Un cambio acogido con cierta frialdad

La llegada de José González no ha entusiasmado, no sé si por la climatología reinante o por el currículum, Le deseamos toda clase de éxitos. Los suyos serán para la afición, sufridora donde las haya

Adrián se lamenta tras la parada del portero. /LOF
Adrián se lamenta tras la parada del portero. / LOF
PACO CAÑETE

No sé qué tardaría el célebre ‘parto de los montes’. Supongo que no mucho más que el cambio de entrenador en La Rosaleda. En una operación rápida de ejecución –no de preparación– el Málaga, vía Husillos, destituyó el sábado a Míchel. En cuestión de horas fue anunciado el relevo: el gaditano José González. El cambio, quizá por la tardanza o por el nombre del que se incorpora, ha sido acogido con cierta frialdad. No sé si por la climatología reinante o por el currículum. Sea como fuere, nuestra bienvenida a José González, que fue jugador en los 90 con una labor media que no pasó de discreta. Le deseamos toda clase de éxitos. Los suyos serán para la afición, al día de hoy sufridora donde las haya.

En Getafe, otra más. Partido horrible. Las mejores jugadas de unos y otros no pasaron de tres toques. Empacho de ‘centrocuentismo’, con dos guardametas en jornada de descanso. El equipo local, mal, y el de enfrente, ya vieron. Me da pena el Málaga actual, me entristece su clasificación y siento impotencia cuando hablan de reacción. Más aún me preocupa su afición. La están descomponiendo, machacando su ilusión. Fue a Dortmund y va a Getafe y a Eibar. Entusiasta, fiel y sencilla. El equipo, el suyo, lleva seis horas seguidas sin marcar un gol. Y eso que últimamente se ha enfrentado a Betis, Alavés, Espanyol y Getafe. Esperan Eibar, Girona y Las Palmas. Después… Ha cambiado el entrenador. Después, que es hoy, estamos a más puntos para salir del descenso.

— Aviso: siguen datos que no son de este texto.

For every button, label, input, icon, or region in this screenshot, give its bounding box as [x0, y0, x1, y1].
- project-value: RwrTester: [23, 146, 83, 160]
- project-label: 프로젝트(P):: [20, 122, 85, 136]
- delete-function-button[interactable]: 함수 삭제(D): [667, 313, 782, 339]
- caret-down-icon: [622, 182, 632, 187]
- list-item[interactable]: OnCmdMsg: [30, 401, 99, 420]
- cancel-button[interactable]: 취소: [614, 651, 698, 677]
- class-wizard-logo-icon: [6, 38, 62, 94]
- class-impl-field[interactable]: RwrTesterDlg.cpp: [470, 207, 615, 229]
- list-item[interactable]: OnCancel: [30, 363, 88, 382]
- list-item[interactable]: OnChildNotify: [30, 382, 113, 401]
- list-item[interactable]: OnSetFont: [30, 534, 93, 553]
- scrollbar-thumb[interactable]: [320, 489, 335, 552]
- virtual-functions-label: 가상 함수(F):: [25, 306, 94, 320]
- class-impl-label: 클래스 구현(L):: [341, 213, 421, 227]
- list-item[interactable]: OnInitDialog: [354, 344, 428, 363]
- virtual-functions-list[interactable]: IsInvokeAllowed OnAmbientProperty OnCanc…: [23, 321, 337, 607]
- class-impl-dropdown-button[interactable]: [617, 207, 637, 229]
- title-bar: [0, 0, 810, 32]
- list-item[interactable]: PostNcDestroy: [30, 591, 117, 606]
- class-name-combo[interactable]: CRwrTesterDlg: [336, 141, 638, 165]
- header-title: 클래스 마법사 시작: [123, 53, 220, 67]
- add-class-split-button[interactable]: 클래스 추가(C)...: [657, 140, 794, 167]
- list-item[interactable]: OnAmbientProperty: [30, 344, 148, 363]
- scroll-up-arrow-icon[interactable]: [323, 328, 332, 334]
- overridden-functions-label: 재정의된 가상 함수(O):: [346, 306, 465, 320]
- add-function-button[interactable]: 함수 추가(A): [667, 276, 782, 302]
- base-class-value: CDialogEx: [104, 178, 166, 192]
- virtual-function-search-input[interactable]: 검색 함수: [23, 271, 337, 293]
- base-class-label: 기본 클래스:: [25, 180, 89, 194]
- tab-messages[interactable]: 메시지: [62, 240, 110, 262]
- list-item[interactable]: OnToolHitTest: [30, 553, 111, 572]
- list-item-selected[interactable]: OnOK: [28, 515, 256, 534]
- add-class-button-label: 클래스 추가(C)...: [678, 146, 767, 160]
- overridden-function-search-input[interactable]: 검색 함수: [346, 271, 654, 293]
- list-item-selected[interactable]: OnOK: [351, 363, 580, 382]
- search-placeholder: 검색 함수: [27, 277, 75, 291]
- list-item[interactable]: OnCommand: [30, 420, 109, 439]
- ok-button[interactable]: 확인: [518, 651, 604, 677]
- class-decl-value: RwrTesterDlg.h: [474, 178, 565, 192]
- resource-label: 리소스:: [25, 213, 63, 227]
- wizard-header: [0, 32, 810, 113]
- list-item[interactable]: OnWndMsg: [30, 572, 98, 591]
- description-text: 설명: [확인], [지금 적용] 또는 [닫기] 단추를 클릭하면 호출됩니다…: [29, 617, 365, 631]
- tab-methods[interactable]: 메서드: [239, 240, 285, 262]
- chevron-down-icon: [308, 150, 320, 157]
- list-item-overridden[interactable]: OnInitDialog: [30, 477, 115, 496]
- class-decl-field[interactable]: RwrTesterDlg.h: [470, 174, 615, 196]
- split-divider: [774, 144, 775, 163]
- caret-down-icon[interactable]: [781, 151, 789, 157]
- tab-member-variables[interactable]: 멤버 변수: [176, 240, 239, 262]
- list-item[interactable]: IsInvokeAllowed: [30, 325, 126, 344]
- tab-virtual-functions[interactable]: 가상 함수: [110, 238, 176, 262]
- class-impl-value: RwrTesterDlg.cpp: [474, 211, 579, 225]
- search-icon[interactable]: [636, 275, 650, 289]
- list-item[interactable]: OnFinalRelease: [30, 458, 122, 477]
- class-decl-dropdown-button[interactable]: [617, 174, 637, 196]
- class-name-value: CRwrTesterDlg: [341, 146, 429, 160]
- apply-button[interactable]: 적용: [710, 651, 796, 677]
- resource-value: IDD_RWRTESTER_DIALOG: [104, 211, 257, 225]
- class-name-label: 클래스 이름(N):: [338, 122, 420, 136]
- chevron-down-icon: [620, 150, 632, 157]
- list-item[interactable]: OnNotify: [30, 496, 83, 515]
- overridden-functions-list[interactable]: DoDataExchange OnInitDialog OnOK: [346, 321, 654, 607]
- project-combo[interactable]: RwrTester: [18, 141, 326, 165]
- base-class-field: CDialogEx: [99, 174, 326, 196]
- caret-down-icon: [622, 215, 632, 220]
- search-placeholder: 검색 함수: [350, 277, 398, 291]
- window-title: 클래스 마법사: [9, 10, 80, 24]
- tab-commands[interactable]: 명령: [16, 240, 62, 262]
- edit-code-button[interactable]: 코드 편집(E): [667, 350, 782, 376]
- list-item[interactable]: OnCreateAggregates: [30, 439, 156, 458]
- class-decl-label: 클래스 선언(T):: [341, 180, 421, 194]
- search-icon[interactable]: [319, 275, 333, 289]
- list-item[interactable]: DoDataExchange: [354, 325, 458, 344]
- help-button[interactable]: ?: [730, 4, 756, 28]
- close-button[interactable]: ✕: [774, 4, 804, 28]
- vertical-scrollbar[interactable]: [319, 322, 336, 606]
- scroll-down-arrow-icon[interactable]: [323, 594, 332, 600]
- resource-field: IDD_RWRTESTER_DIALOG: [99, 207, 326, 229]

En la actualidad, traspasos aparte, la moda apunta a las cesiones, a los préstamos por una temporada, y en casos, hasta dos. En los 60 y 70 ya existían, aunque sólo lo practicaban los ‘grandes’ para proporcionar actividad a sus más que amplias plantillas. En el primer equipo del Real o del Barça figuraban 4 o 5 porteros. Se pueden imaginar. Un dato curioso fue un elemento canario que procedente del Madrid aterrizó en Martiricos, y su cesión fue fundamental en el primer ascenso del Málaga a la división de honor. Otro jugador blanco que aportó un porcentaje importante en otro retorno a Primera fue Sobrado, que no sólo volvió al Madrid de titular, sino que además alcanzó la internacionalidad. De los últimos préstamos, uno inolvidable: Lolo Velázquez, que se hizo figura en el Málaga, a pesar de que sus comienzos de blanquiazul fueron difíciles. Balmanya no le daba su sitio y pidió retornar al Bernabéu. Al final hubo solución y Velázquez, el Málaga y el Madrid triunfaron con su concurso.

Lo que ha pasado al recuerdo es la figura del jugador a prueba. Años atrás, numerosos futbolistas se cruzaban España en todas direcciones buscando clubes para someterse a prueba. Bien para un partido amistoso, o entrenándose durante semanas para ser observado detenidamente por los técnicos. Hubo de los que hicieron verdaderos circuitos de equipos, de uno en otro. Y hacían turismo, porque los gastos corrían a cargo del probador. Se pueden imaginar la cantidad de recomendaciones que entidades como la malaguista recibían cada verano para que vieran a otro Di Stéfano. Como es lógico, había más malo que bueno, especialmente determinados elementos de buena técnica que brillaban en los entrenamientos y fichaban y que en los partidos de verdad fracasaban. El Málaga no se salvó de algún que otro desacierto. Hasta aquí llegaron jugadores, muchos procedentes del otro lado del Atlántico, simplemente por recomendación de los que mandaban en el ‘compro-vendo-cambio’. El fútbol sigue igual, pero las formas y modo de fichar sí que han cambiado, con atención especial a las canteras. Por cierto, ha comenzado el año y no han puesto la primera piedra de La Academia. ¿Para cuando?